Reçu en audience le 14 juillet par le président de la République, Brice Clotaire Oligui Nguema, le directeur général de la Société d’exploitation du Transgabonais (Setrag), Christian Magni, a fait le point sur l’état d’avancement du programme de modernisation et de sécurisation de la voie ferrée. Lancés en 2021, les travaux affichent, selon l’entreprise, un mois d’avance sur les objectifs fixés pour le premier semestre.

Des ouvriers sur le chantier de la modernisation Transgabonais. © D.R.

 

Le président de la République, Brice Clotaire Oligui Nguema, s’est entretenu, mardi 14 juillet, avec le directeur général de la Société d’exploitation du Transgabonais (Setrag), Christian Magni. Au cœur des échanges : l’évolution du vaste programme de modernisation et de sécurisation de la ligne ferroviaire nationale ainsi que les modalités de financement de sa deuxième phase, mise en œuvre dans le cadre des conventions conclues entre l’État gabonais et l’entreprise.

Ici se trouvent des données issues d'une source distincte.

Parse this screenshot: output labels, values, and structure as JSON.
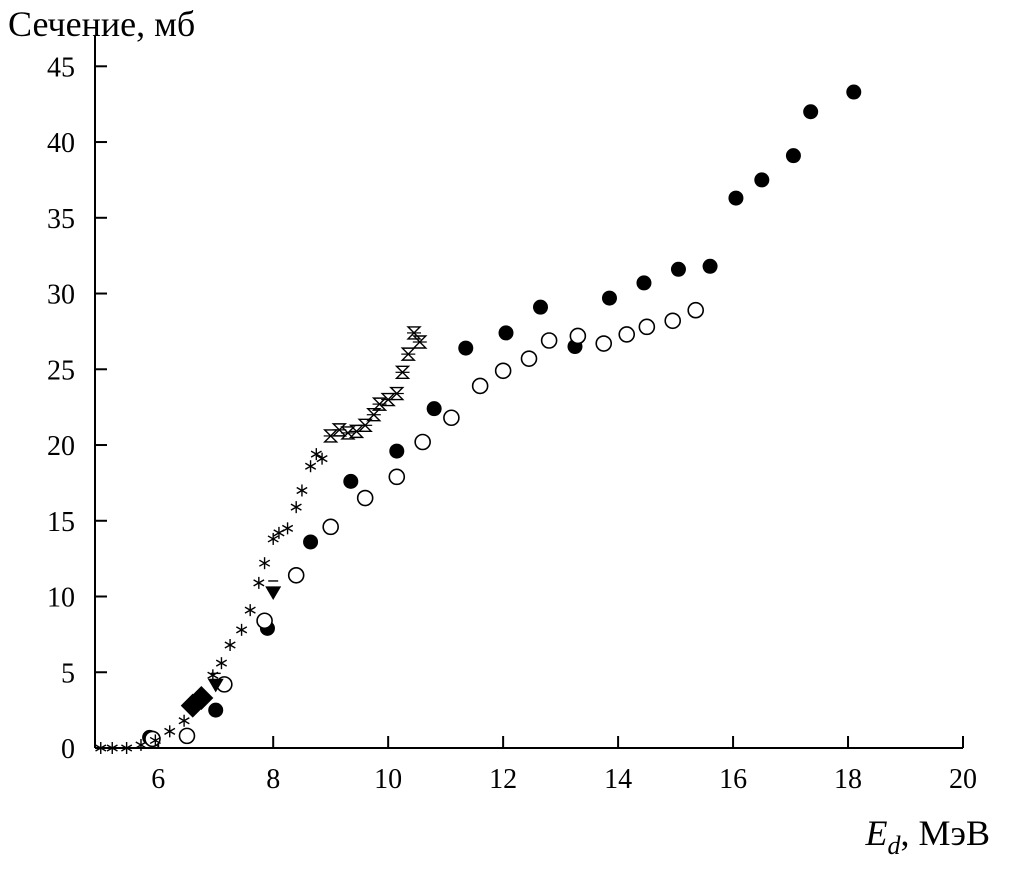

Selon le compte rendu de la présidence, le chef de l’État a souhaité disposer d’une évaluation détaillée des avancées enregistrées, des difficultés rencontrées sur le terrain et des mesures envisagées pour éviter tout ralentissement du projet.

Des travaux engagés depuis 2021

Face au président de la République, Christian Magni a dressé un bilan qu’il a qualifié d’encourageant. Pour cause, à ce jour, 424 kilomètres de voie ferrée ont été renouvelés grâce à l’installation de traverses en béton, tandis que 180 kilomètres de rails ont déjà été remplacés depuis le lancement des travaux, en 2021.

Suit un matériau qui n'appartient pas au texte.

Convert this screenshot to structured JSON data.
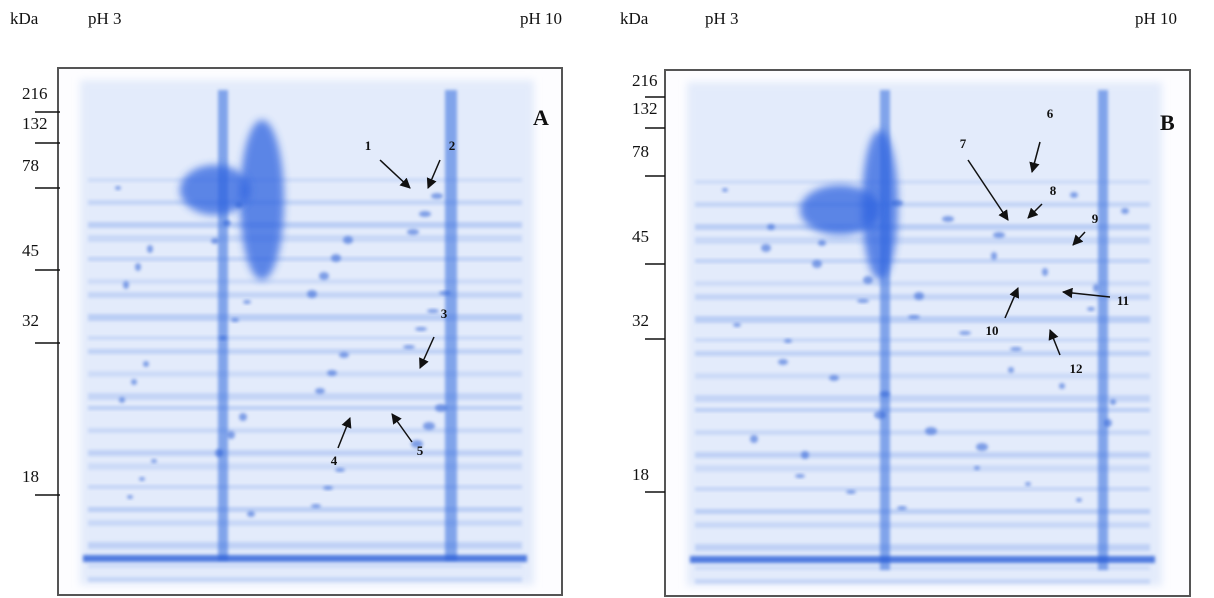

L’usine de Booué, chargée de la fabrication des traverses, a pour sa part produit près de 700 000 unités sur un objectif global fixé à 1,1 million. Un niveau de production qui, selon la présidence, illustre la montée en puissance des capacités industrielles mobilisées pour accompagner la modernisation du Transgabonais.

«Le Directeur général de la Setrag a rassuré le Chef de l’État quant au rythme d’exécution des travaux, qui affiche actuellement un mois d’avance sur les objectifs fixés pour le premier semestre», indique le communiqué de la présidence.

Un projet stratégique pour l’économie nationale

Au Gabon, la modernisation de la voie ferrée s’inscrit dans la stratégie des autorités visant à renforcer les infrastructures de transport et à soutenir la diversification économique du pays. Long de plus de 600 kilomètres, le Transgabonais constitue en effet un axe logistique majeur pour l’acheminement des productions minières, forestières et agricoles vers les principaux centres économiques du pays et les installations portuaires.

Pour l’exécutif, l’amélioration du réseau ferroviaire doit permettre de réduire les coûts de transport, d’accroître la compétitivité des entreprises et de favoriser les échanges commerciaux, tout en contribuant au désenclavement de plusieurs provinces.

À travers le suivi régulier de ce chantier, Brice Clotaire Oligui Nguema entend faire des infrastructures de transport «un pilier de la souveraineté économique du Gabon et un moteur de la prospérité nationale au bénéfice des Gabonais», souligne la présidence de la République.